We can use RDKit to work with smiles strings.

First we need to install RDKit into our Google Colab instance as it is not installed by default. You will need to do that everytime. However, that will take a very short time.

In [None]:
# the %%capture command will surpress output to screen
%%capture
import sys
IN_COLAB = 'google.colab' in sys.modules
if IN_COLAB:
    !pip install rdkit

In [None]:
from rdkit import Chem

In [None]:
idx=10
name = data_mp['name'][idx]
smi = data_mp['smiles'][idx]
print(f"{name:s}: {smi:s}")
mol = Chem.MolFromSmiles(smi)
mol

You can convert the column into a numpy array using the `.to_numpy()` function and to a list using the `.to_list()` function.

In [None]:
melting_point_c = data_mp['mpC'].to_numpy()
names = data_mp['name'].to_list()
smiles = data_mp['smiles'].to_list()

Let's calculate some descriptors/features for the molecules and see how they correlate the melting points.

We start with very naive and stupid features.

In [None]:
# here we use list comprehension that allows us
# to write very compact code when working with lists.
names_length = [len(s) for s in names]
smiles_length = [len(s) for s in smiles]

In [None]:
plt.plot(names_length,melting_point_c,'.')
plt.ylabel("Melting Point in Celsius")
plt.xlabel("Length of compound name")
plt.show()

plt.plot(names_length,melting_point_c,'.')
plt.ylabel("Melting Point in Celsius")
plt.xlabel("Length of compound name")
plt.xlim([0,50])
plt.show()


In [None]:
plt.plot(smiles_length,melting_point_c,'.')
plt.ylabel("Melting Point in Celsius")
plt.xlabel("Length of smiles string")
plt.show()

plt.plot(smiles_length,melting_point_c,'.')
plt.ylabel("Melting Point in Celsius")
plt.xlabel("Length of smiles string")
plt.xlim([0,60])
plt.show()

In [None]:
# .lower() is a string function that converts a string to lower case
# .count() is a string function that counts that number of certain character/word in a string
# you can see how we can stack these two commands
number_of_carbons = [s.lower().count('c') for s in smiles]
number_of_oxygens = [s.lower().count('o') for s in smiles]

In [None]:
plt.plot(number_of_carbons,melting_point_c,'.')
plt.ylabel("Melting Point in Celsius")
plt.xlabel("Number of Carbon atoms")
plt.show()

plt.plot(number_of_carbons,melting_point_c,'.')
plt.ylabel("Melting Point in Celsius")
plt.xlabel("Number of Carbon atoms")
plt.xlim([0,25])
plt.show()

In [None]:
plt.plot(number_of_oxygens,melting_point_c,'.')
plt.ylabel("Melting Point in Celsius")
plt.xlabel("Number of Oxygen atoms")
plt.show()


We can use RDKit to calculate various molecular descriptors/features.
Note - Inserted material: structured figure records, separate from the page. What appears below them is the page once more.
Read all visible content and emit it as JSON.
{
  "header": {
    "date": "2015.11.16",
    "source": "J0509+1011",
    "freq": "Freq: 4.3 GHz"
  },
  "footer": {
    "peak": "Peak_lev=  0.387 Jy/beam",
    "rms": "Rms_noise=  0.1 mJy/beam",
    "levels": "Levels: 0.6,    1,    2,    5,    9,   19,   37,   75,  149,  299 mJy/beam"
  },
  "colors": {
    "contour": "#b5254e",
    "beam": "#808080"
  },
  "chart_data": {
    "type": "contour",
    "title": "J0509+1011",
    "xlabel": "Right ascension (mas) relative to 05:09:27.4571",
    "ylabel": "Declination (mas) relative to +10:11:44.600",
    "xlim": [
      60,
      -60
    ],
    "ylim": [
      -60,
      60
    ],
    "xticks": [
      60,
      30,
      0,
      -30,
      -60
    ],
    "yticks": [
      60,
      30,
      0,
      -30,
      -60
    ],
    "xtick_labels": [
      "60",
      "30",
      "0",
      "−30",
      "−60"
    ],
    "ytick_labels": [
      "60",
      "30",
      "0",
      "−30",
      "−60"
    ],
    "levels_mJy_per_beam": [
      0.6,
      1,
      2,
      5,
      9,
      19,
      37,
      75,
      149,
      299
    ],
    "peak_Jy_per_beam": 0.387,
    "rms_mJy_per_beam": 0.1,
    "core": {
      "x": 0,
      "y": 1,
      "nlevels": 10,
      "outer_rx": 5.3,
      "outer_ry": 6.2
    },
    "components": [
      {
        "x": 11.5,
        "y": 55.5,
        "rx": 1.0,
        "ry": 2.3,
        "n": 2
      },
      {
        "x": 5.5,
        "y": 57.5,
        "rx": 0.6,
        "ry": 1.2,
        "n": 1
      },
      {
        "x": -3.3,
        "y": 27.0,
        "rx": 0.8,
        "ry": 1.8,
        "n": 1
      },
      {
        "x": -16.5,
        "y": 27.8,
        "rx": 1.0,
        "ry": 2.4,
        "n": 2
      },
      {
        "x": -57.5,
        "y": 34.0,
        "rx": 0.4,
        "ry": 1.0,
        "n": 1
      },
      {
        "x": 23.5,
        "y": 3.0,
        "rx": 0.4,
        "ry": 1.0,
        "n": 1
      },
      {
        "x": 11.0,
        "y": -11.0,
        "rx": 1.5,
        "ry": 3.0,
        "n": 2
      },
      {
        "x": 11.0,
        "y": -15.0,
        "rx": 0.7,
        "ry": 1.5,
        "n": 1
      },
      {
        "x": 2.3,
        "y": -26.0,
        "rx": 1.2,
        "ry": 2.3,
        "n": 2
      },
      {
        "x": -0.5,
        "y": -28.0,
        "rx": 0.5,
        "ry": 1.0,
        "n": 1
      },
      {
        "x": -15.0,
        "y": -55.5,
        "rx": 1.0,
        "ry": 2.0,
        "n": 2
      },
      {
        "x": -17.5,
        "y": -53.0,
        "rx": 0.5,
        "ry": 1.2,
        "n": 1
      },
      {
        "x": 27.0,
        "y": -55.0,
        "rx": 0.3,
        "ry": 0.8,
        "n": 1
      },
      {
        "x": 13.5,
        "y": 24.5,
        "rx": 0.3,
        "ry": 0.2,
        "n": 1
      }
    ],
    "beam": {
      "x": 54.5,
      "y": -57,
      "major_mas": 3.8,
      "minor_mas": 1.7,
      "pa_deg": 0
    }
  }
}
- [Descriptor calculation tutorial](https://greglandrum.github.io/rdkit-blog/posts/2022-12-23-descriptor-tutorial.html)
- [rdkit.Chem.Descriptors module](https://www.rdkit.org/docs/source/rdkit.Chem.Descriptors.html)
- [rdkit.Chem.rdMolDescriptors module](https://www.rdkit.org/docs/source/rdkit.Chem.rdMolDescriptors.html)

In [None]:
from rdkit.Chem import Descriptors, rdMolDescriptors


There are a wide range of descriptors/features available

In [None]:
print("Descriptors.__")
for des in Descriptors._descList: print("-",des[0])

In [None]:
# this will not work correctly
molecular_weight = [Descriptors.MolWt(Chem.MolFromSmiles(smi)) for smi in smiles]

In [None]:
# We start with molecular weight

# create empty list
molecular_weight = [None]*len(smiles)
for i, smi in enumerate(smiles):
  mol = Chem.MolFromSmiles(smi)
  if mol is not None:
    molecular_weight[i] = Descriptors.MolWt(mol)
  else:
    molecular_weight[i] = np.nan
# convert list to numpy array
molecular_weight = np.array(molecular_weight)



In [None]:
plt.plot(molecular_weight,melting_point_c,'.')
plt.ylabel("Melting Point in Celsius")
plt.xlabel("Molecular weight [Dalton]")
plt.show()

plt.plot(molecular_weight,melting_point_c,'.')
plt.ylabel("Melting Point in Celsius")
plt.xlabel("Molecular weight [Dalton]")
plt.xlim([0,400])
plt.show()

In [None]:
# can also write a function to simplify:
def number_of_rings(smi):
  mol = Chem.MolFromSmiles(smi)
  if mol is not None:
    return rdMolDescriptors.CalcNumRings(mol)
  else:
    return np.nan

# can also write a function to simplify:
def number_of_rotatable_bonds(smi):
  mol = Chem.MolFromSmiles(smi)
  if mol is not None:
    return rdMolDescriptors.CalcNumRotatableBonds(mol)
  else:
    return np.nan



In [None]:
number_of_rings = [number_of_rings(smi) for smi in smiles]

number_of_rotatable_bonds = [number_of_rotatable_bonds(smi) for smi in smiles]

In [None]:
plt.plot(number_of_rings,melting_point_c,'.')
plt.ylabel("Melting Point in Celsius")
plt.xlabel("Number of rings")
plt.show()

In [None]:
plt.plot(number_of_rotatable_bonds,melting_point_c,'.')
plt.ylabel("Melting Point in Celsius")
plt.xlabel("Number of rotatable bonds")
plt.show()

plt.plot(number_of_rotatable_bonds,melting_point_c,'.')
plt.ylabel("Melting Point in Celsius")
plt.xlabel("Number of rotatable bonds")
plt.xlim([0,20])
plt.show()

We can also create a new pandas DataFrame and save it as a CSV file

In [None]:
data = list(zip(names, smiles, melting_point_c, molecular_weight))
data_new = pd.DataFrame.from_records(data, columns=["name", "smiles", "melting_point_c","molecular_weight"])

In [None]:
data_new

In [None]:
data_new.to_csv("test.csv")

## Example of using inf

In [None]:
def find_min_max_value(array):
  min_value = +np.inf
  max_value = -np.inf
  min_idx = None
  max_idx = None
  for idx, value in enumerate(array):
    if value < min_value:
      min_value = value
      min_idx = idx
    if value > max_value:
      max_value = value
      max_idx = idx
  return min_value, max_value, min_idx, max_idx


In [None]:
rng = np.random.default_rng()

test = rng.normal(loc=0,scale=10,size=1000)

print(find_min_max_value(test))
print(test.min())
print(test.argmin())
print(test.max())
print(test.argmax())